There is a bit of a tug-of-war going on between the city of Avalon, the Santa Catalina Island Conservancy and the California agency that regulates policies related to fish and game as the deer population on the island continues to grow and is approaching a health emergency. Conservancy CEO Tony Budrovich made an “impromptu” appearance at the most recent Avalon City Council meeting where Interim city manager Denise Radde struggled to explain the city’s options regarding the deer population to inquiring council member Richard Hernandez.
Budrovich explained the deer population was nearing the point of being an unhealthy situation for the island. “The deer on this island are at a level we think is not sustainable,” said Budrovich. The Conservancy CEO acknowledged that he and other officials from his organization are in discussions with the California Department of Fish and Game, who have been trying to control the deer population with birth control measures. It’s not working, he said.
He briefly explained the “complicated process” of administering birth control to deer, saying the complexity makes deer birth control effective for parcels of 10 to 20 acres. The Conservancy manages 48,000 acres shared by the deer population. “We worked with a variety of experts,” said Budrovich, who claims that the consensus is that Catalina Island can sustainably support “a population of about 500 deer.” Currently, said Budrovich, experts estimate there are more than 2,300 on the island, creating a real problem.
“The other night I encountered 22 deer from the Casino to my home at Hamilton Cove,” said Budrovich, which he said “is a record for me.” That distance is less than a mile. From a health point of view, the free ranging deer roam into town to eat garbage and other “less desirable” staples. Moreover, Budrovich said the Conservancy tests the meat of deer to determine their overall health. “The deer roaming on the island are very healthy,” said Budrovich, while the deer that roam around the city of Avalon “are very unhealthy.”
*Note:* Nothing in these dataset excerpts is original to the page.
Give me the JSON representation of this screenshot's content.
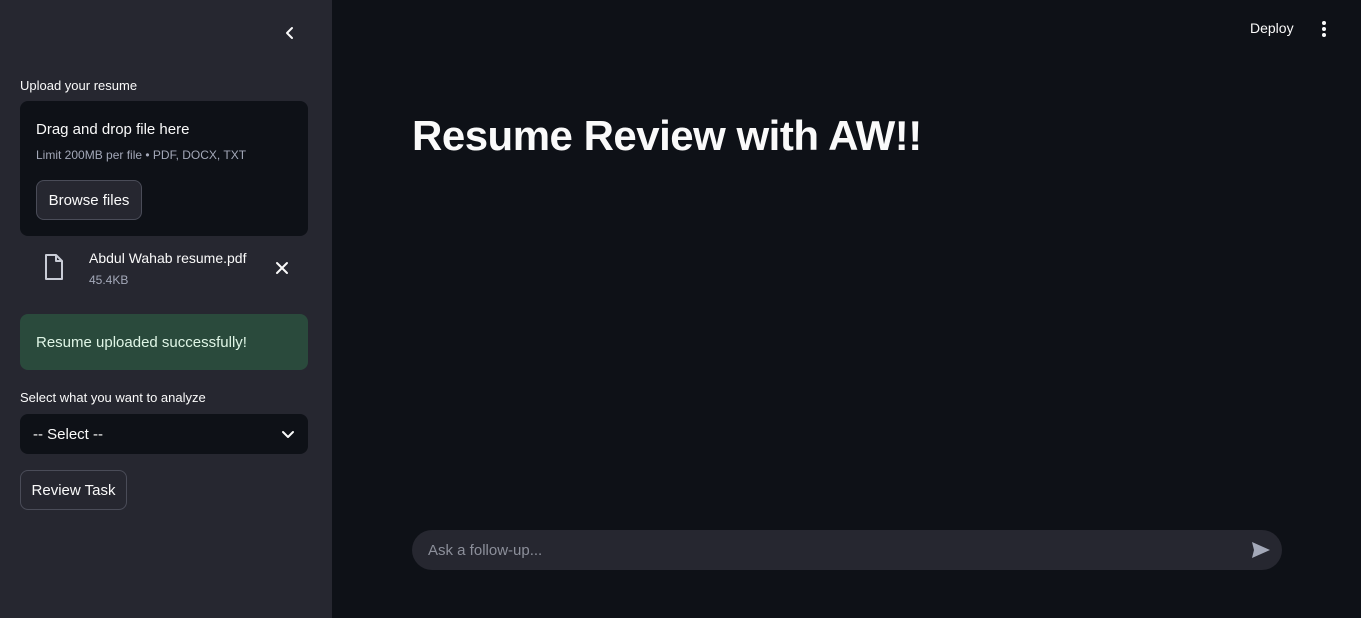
{
  "sidebar": {
    "upload_label": "Upload your resume",
    "uploader": {
      "title": "Drag and drop file here",
      "limit": "Limit 200MB per file • PDF, DOCX, TXT",
      "browse_label": "Browse files"
    },
    "file": {
      "name": "Abdul Wahab resume.pdf",
      "size": "45.4KB"
    },
    "success_message": "Resume uploaded successfully!",
    "select_label": "Select what you want to analyze",
    "select_value": "-- Select --",
    "review_button": "Review Task"
  },
  "header": {
    "deploy_label": "Deploy"
  },
  "main": {
    "title": "Resume Review with AW!!",
    "chat_placeholder": "Ask a follow-up..."
  },
  "colors": {
    "main_bg": "#0e1117",
    "sidebar_bg": "#262730",
    "success_bg": "#2a4a3c"
  },
  "icons": [
    "chevron-left-icon",
    "file-icon",
    "close-icon",
    "chevron-down-icon",
    "kebab-menu-icon",
    "send-icon"
  ]
}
Moreover, Budrovich said so many deer are gobbling up a massive amount of beautiful wildflowers and other plants across the island. “There’s a lot more munching going on than we think is healthy for the plants and animals of this island,” he told the Council. Budrovich said Conservancy officials were excited about a “beautiful wildflower bloom” on the island, but about two months later, “we had very little to talk about. All the new sprouts had been picked off.” by the deer.
There are three overall options, including hunting said Budrovich, yet state officials are currently “drawing a blank.”
The Conservancy could build a “deer wall” to keep deer in the wild and out of the city, but that option would cost “millions and millions” of dollars, he said.
Budrovich told city officials that, currently, they do have responsibility for the deer that wander into the city but the Conservancy is mulling plans to assume the ownership of the deer population in order to develop long term solutions. “There is no quick fix,” he warned, adding that so many other more populous states and areas have a deer problem that federal or state funds would be difficult, if not impossible to obtain. The deer population is “out of control” on Catalina Island, he said. If the Conservancy opts for ownership of the deer population, Budrovich said the “deer population will become our problem” and “we will look for a reasonable long-term solution.”